Morocco’s reported use of a drone strike to kill a senior Western Sahara independence fighter would, if confirmed, mark a turning point in the decades-long conflict, experts say.
The Polisario Front announced on Wednesday that its police chief Addah al-Bendir had been killed “on the field of honor” in a separatist-controlled part of the disputed desert territory.
A Polisario official later told AFP that Bendir had been killed by a Moroccan drone after taking part in a military operation near a sand barrier separating Moroccan and Polisario-controlled zones.
The location and circumstances of his death are murky, and the North African kingdom has not released any details. But Moroccan and Algerian press outlets have carried reports that a drone was involved.
Moroccan military expert Abdelhamid Harifi told AFP that “officially, Morocco doesn’t have armed drones — but it has a whole range of state-of-the-art unarmed drones.”
The kingdom has been “a regional pioneer in using drones for intelligence and to identify targets,” he added. “It’s possible that the army used such a drone to pinpoint suspect movement in the buffer zone.”
Bendir’s death comes after decades of simmering tension between Morocco and the Polisario rose sharply in November after Rabat deployed the army to reopen the kingdom’s only highway into West Africa.
The Polisario, which has long demanded a referendum on an independent state, had blocked the highway arguing that it was built in violation of a 1991 truce deal.
The Polisario has since announced daily attacks against Morocco, which controls most of the former Spanish colony and has offered autonomy under its own administration, though claims are difficult to independently verify in the hard-to-access area.
‘Hard to Prove’
Moroccan military expert Mohamed Chiker said the nature of the operation targeting Bendir, a lethal strike beyond the sand barrier, was unprecedented since a 1991 UN-backed ceasefire.

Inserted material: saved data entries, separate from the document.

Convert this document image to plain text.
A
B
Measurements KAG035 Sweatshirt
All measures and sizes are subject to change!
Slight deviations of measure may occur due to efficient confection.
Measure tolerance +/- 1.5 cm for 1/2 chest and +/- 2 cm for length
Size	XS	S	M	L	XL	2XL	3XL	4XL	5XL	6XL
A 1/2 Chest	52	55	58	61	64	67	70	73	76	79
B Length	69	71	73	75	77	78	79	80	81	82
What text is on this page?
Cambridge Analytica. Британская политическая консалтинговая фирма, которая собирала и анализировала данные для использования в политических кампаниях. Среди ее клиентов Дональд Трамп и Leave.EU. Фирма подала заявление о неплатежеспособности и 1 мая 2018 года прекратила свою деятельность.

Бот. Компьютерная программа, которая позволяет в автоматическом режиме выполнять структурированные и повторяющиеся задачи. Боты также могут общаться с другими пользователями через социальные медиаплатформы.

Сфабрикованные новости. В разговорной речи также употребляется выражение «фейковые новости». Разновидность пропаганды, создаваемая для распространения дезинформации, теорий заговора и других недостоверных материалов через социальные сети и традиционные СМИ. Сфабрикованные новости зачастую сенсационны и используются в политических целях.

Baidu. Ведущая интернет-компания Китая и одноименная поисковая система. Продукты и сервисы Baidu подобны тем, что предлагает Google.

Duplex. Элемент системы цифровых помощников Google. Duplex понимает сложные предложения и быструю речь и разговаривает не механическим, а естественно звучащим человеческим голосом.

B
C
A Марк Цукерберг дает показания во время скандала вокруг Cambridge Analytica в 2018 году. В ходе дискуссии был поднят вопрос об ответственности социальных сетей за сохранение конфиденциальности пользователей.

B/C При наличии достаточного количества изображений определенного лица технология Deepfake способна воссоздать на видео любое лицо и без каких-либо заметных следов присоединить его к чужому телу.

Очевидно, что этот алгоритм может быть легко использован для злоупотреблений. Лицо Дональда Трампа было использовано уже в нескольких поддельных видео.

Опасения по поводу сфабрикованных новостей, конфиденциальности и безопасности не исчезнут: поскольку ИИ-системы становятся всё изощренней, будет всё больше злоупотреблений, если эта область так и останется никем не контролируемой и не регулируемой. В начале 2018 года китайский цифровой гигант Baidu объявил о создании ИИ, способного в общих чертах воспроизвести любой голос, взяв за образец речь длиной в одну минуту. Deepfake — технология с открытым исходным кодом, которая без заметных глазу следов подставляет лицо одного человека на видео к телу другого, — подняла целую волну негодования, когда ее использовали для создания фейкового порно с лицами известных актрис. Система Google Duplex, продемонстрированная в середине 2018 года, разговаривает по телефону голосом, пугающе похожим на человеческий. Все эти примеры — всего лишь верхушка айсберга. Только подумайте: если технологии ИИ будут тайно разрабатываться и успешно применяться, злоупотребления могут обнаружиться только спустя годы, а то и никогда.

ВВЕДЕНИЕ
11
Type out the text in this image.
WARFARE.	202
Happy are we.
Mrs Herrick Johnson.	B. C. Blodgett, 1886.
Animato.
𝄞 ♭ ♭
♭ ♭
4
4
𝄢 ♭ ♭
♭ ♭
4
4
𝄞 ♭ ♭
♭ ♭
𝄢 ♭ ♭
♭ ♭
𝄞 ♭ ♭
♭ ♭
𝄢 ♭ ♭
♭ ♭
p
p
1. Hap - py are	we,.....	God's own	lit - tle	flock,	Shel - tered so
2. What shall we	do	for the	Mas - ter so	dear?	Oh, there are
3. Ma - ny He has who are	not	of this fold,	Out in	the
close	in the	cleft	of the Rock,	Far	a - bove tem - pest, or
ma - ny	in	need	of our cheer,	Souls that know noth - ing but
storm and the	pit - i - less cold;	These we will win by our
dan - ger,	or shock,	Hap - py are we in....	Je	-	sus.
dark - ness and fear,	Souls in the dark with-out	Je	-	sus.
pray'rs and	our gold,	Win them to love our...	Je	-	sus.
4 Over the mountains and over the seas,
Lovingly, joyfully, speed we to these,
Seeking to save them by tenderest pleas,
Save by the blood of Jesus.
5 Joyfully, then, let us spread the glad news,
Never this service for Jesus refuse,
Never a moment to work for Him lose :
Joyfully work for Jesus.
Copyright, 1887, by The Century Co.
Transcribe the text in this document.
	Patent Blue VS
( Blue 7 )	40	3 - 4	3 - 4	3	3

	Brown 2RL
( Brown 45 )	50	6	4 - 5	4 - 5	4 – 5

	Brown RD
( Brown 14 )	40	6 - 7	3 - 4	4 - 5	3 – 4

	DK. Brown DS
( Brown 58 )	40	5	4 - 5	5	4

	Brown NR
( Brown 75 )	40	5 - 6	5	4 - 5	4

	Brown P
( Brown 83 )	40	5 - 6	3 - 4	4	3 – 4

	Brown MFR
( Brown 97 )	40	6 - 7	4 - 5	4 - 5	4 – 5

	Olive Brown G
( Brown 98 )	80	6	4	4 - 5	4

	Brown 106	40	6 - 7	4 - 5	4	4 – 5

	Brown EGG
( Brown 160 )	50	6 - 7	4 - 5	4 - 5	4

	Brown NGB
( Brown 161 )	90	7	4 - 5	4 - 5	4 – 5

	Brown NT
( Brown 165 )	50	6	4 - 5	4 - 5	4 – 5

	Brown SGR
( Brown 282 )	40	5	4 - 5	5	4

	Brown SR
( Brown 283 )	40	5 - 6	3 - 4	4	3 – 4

But he said it was “hard to prove” that a drone had been used.
The Sahrawi defense ministry said Bendir had fallen in Tifariti, a part of Western Sahara under Polisario control, after a “military mission.” That statement, released through official news agency SPS, was later removed without explanation.
Several media outlets said the Polisario had attacked inside Morocco, in the region of Touizgui near the Algerian border.
That would mean that “Algeria is allowing Polisario soldiers to enter Morocco from Algerian territory,” warned the semi-official Moroccan news site Le 360.
Moroccan news site Le Desk reported that Bendir had been killed in a “joint mission by an unarmed (French-Israeli) Harfang drone” that located the target, allowing a fighter jet to carry out the strike.
The use of a drone “would mean that Morocco is starting targeted strikes like the United States and Israel in retaliation to the Polisario’s attempted incursions,” it said.
‘In Military Control’
In neighboring Algeria, news site Algerie Patriotique pointed to the use of “killer drones” with “technical assistance” from Israel.
The Moroccan press reported late last year that the kingdom had taken delivery of three Harfang drones, as well as ordering Israeli Bluebirds and American MQ-9B SkyGuardians — which do not appear to have been delivered yet.
Washington in December recognized Morocco’s sovereignty over Western Sahara, in exchange for Rabat normalizing ties with Israel.
The kingdom’s growing capabilities had already raised it from 60th to 53rd place on the Global Firepower Index, ranking military strength.
The Polisario, for its part, has “an arsenal that has barely changed since the 1980s, and whose modernization is totally dependent on its Algerian protector,” Jeune Afrique reported in November.
Whether a drone was used in the killing of Bendir remains an open question for now.
But Chiker said that either way, the killing was a demonstration that Morocco “is in military control of the entire (Western) Sahara, and has an arsenal capable of striking” the Polisario anywhere in the territory.